Пришли коллективщики да и снова за работу. Недалеко от Голубкова стали они семгу плавать теми же неводами, с которыми на низ ездили. Мужу стало не с кем ловить, а один не поедешь, ну и занялся он сенокосом.
— Люди промышляют, а ты смотри, — ворчит Фома.
— А ты, — говорю, — не смотри, лови вместе с ними.
— Нет уж. Пусть уж Костя семгу ест.
— Костя, — говорю, — тихонько глядит, да далеко видит. Раз время идет такое, что бедняк с бедняком, без богатых, вместе работают, так и тебе от бедняков сторониться не надо.
Муж хлопнет дверью и уйдет. А я вздыхаю: воля не своя, руки связаны. Глядя на коллективщиков, завидовала я им.
Тут пришел на побывку из Красной Армии сын мужа Федор.
Федор рассказал отцу, что за три года в армии он выучился в фельдшерской школе и что теперь работает фельдшером на границе в Карелии.

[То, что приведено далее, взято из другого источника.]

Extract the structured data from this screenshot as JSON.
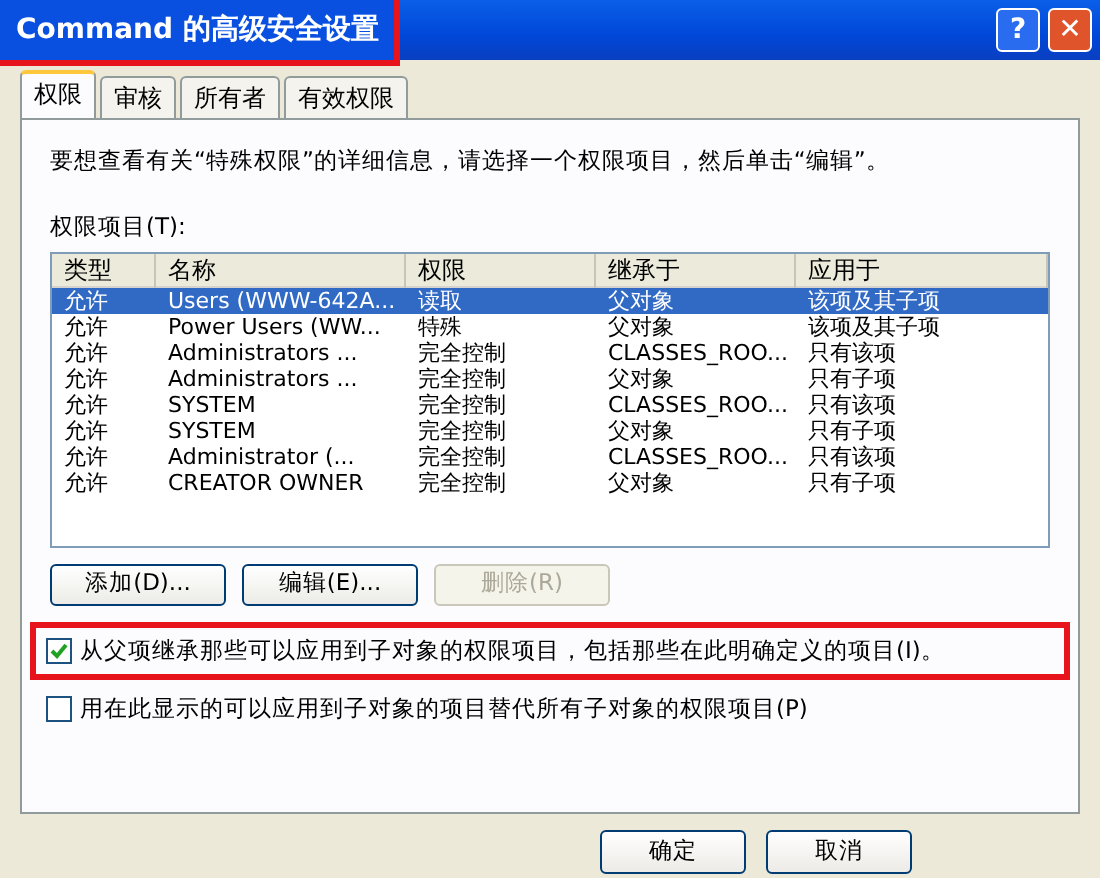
{
  "window": {
    "title": "Command 的高级安全设置",
    "title_highlighted": true
  },
  "title_buttons": [
    {
      "kind": "help",
      "label": "?"
    },
    {
      "kind": "close",
      "label": "✕"
    }
  ],
  "tabs": [
    {
      "label": "权限",
      "selected": true
    },
    {
      "label": "审核",
      "selected": false
    },
    {
      "label": "所有者",
      "selected": false
    },
    {
      "label": "有效权限",
      "selected": false
    }
  ],
  "intro": "要想查看有关“特殊权限”的详细信息，请选择一个权限项目，然后单击“编辑”。",
  "list_label": "权限项目(T):",
  "table": {
    "columns": [
      "类型",
      "名称",
      "权限",
      "继承于",
      "应用于"
    ],
    "rows": [
      {
        "cells": [
          "允许",
          "Users (WWW-642A...",
          "读取",
          "父对象",
          "该项及其子项"
        ],
        "selected": true
      },
      {
        "cells": [
          "允许",
          "Power Users (WW...",
          "特殊",
          "父对象",
          "该项及其子项"
        ],
        "selected": false
      },
      {
        "cells": [
          "允许",
          "Administrators ...",
          "完全控制",
          "CLASSES_ROO...",
          "只有该项"
        ],
        "selected": false
      },
      {
        "cells": [
          "允许",
          "Administrators ...",
          "完全控制",
          "父对象",
          "只有子项"
        ],
        "selected": false
      },
      {
        "cells": [
          "允许",
          "SYSTEM",
          "完全控制",
          "CLASSES_ROO...",
          "只有该项"
        ],
        "selected": false
      },
      {
        "cells": [
          "允许",
          "SYSTEM",
          "完全控制",
          "父对象",
          "只有子项"
        ],
        "selected": false
      },
      {
        "cells": [
          "允许",
          "Administrator (...",
          "完全控制",
          "CLASSES_ROO...",
          "只有该项"
        ],
        "selected": false
      },
      {
        "cells": [
          "允许",
          "CREATOR OWNER",
          "完全控制",
          "父对象",
          "只有子项"
        ],
        "selected": false
      }
    ]
  },
  "list_buttons": [
    {
      "label": "添加(D)...",
      "disabled": false
    },
    {
      "label": "编辑(E)...",
      "disabled": false
    },
    {
      "label": "删除(R)",
      "disabled": true
    }
  ],
  "options": [
    {
      "label": "从父项继承那些可以应用到子对象的权限项目，包括那些在此明确定义的项目(I)。",
      "checked": true,
      "highlighted": true
    },
    {
      "label": "用在此显示的可以应用到子对象的项目替代所有子对象的权限项目(P)",
      "checked": false,
      "highlighted": false
    }
  ],
  "footer_buttons": [
    {
      "label": "确定"
    },
    {
      "label": "取消"
    }
  ]
}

Тут же он всем нам здоровье проверил, всех моих ребят пересмотрел. Начал он отца уму-разуму учить.
— Ты что это, папаша, от людей отстаешь? Тебя в коллективе через силу никто не заставит работать. Подыщут тебе работу по силе.
— Да ведь еще только нынче начинается, успею еще, — отговаривается Фома.
А Федор свое ведет:
— Ты не только о себе думай, а и о ребятах. Да и Маремьяне жить еще надо, она молодая. В случае чего, не останутся они без вниманья. Торопитесь ребят учить. Теперь всем грамота доступна стала.
Видим мы, каким человеком Федор стал. Научила его Красная Армия, он и других научить может.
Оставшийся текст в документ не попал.